Pourtant, si l’on peut comprendre cette logique qui structure le film, celui-ci n’en reste pas moins frustrant. Frustration voulue, mais qui ne peut empêcher de donner l’impression que le film passe en partie à côté de son sujet. Pourquoi avoir tenu à afficher la mention « D’après une histoire vraie » en début de film, si le choix retenu est finalement celui d’une fiction volontairement contenue, peu fouillée, travaillant plus son atmosphère terne que son récit ?

Cette promesse de véracité pose d’ailleurs problème à plusieurs moments du film. Après avoir agressé ses victimes, Jonas leur écrit des lettres dont on sent qu’elles sont très probablement celles qu’écrivait le véritable agresseur.

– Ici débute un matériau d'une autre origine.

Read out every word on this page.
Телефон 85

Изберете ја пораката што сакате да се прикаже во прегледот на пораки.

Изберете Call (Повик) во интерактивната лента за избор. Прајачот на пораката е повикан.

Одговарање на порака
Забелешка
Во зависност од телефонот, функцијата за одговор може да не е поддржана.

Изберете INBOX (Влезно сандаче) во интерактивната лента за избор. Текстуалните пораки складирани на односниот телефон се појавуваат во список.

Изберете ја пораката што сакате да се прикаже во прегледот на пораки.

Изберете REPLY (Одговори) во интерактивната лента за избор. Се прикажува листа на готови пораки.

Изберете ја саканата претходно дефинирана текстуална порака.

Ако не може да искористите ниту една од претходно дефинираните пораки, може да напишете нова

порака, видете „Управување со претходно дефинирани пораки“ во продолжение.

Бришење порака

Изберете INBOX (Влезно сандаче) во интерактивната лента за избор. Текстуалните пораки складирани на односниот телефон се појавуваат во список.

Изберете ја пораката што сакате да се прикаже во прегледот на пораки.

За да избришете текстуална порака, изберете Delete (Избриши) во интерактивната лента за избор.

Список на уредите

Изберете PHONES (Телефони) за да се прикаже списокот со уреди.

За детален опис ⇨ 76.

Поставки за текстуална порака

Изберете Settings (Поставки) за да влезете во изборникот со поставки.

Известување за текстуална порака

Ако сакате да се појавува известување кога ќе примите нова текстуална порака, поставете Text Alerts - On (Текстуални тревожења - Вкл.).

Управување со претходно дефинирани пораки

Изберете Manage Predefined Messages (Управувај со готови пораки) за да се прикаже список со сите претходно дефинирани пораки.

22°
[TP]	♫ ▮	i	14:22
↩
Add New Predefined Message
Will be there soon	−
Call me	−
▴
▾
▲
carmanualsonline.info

Malheureusement, si l’on en prend conscience, c’est parce que leur ton narquois est incohérent avec le portrait apathique que le film brosse du personnage. Ces dissonances sont ponctuelles, certes, mais elles traduisent bien le problème posé par le film, comme un écart entre l’intention de dresser un profil psychologique, et la superficialité volontaire du récit qui se contente de rester à la surface – Jonas s’énerve, Jonas se calme, Jonas court, beaucoup… Et, finalement, malgré la belle prestation de Max Hubacher, il nous échappe.

Midnight Runner / De Hannes Baumgartner / Avec Max Hubacher, Annina Euling, Sylvie Rohrer / Suisse / 1h32 / Sortie le 22 juin 2020.